The structural change that occurred in migration placed the country in a new reality, in which Portugal emerges as a country capable of attracting talent, even from the most developed countries. The structure of Portuguese migrations approached the pattern of those existing among EU27 countries (North-North), in which there are worker movements in both directions, and moved away from the neo-classical migration pattern (North-South), in which worker flows occur only in one direction (from the poor to the rich country). This last model, which characterizes migration between the EU27 and developing countries, was the dominant one in Portugal’s relationship with EU countries since the 1960s, until a decade ago. But today it is no longer the most appropriate way to frame a reality that has changed.
This change means that we have to look at our young emigrants, not as a loss for the country, but as an opportunity. Promoting, among them, the opportunities that arise in Portugal, mobilizing them to be ambassadors of Portugal in the areas in which they are asserting themselves, and counting on the fact that many will return, and that they will return with a wealth of international experience, which must be valued.
Within the European framework, Portugal appears among the countries with a highest rate of youth emigration. But countries like Luxembourg, Ireland or Switzerland also have emigration rates above the EU27 average. And this shows more that their young people are more open and international, than it shows that these countries are condemned to decadence.

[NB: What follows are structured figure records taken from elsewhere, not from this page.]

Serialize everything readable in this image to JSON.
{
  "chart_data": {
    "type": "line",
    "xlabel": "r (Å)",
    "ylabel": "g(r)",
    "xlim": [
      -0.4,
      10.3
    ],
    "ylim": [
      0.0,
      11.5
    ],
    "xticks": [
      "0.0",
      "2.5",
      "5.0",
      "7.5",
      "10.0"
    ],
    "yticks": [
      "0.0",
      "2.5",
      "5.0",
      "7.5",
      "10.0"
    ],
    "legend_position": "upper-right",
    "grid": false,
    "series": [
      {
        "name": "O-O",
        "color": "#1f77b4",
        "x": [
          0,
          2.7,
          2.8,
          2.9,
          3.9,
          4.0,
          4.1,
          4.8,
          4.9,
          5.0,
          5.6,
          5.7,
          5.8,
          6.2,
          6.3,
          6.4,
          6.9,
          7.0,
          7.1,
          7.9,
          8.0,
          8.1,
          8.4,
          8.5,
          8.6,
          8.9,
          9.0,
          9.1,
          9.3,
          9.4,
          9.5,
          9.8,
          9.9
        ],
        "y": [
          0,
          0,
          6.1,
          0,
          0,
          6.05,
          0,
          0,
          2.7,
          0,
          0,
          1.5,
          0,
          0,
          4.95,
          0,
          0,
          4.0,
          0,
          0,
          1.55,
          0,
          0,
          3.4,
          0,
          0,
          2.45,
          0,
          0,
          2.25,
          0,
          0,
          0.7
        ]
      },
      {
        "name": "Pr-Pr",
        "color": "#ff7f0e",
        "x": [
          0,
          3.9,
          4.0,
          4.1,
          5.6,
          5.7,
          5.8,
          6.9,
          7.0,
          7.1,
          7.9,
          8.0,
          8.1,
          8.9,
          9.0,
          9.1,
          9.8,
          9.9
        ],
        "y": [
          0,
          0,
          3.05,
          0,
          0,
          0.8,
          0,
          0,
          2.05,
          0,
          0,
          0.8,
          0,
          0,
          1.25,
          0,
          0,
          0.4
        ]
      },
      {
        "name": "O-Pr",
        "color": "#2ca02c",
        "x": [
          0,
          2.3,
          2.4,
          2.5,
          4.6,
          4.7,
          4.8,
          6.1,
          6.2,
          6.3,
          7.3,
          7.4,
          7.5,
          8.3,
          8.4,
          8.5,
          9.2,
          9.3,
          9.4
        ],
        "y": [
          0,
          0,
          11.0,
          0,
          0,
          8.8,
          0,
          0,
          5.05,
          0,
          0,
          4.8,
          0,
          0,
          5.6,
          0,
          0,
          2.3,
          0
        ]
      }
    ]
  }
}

Today, given the strong increase in those returning, and the ability that the country has demonstrated in attracting talent from other countries, we should not cry over the spilled milk of those who choose to leave the country, because we know that many will later choose to return. Today, for young Portuguese people, as for many Europeans, the geographical area in which they want to work is not their parish, nor the city in which they grew up, but rather the whole of Europe or the whole world. We have to continue working, and maintain the right incentives, to convince them that returning to Portugal, at some stage in their lives, will be positive for them, because if they return, it will certainly be positive for the country.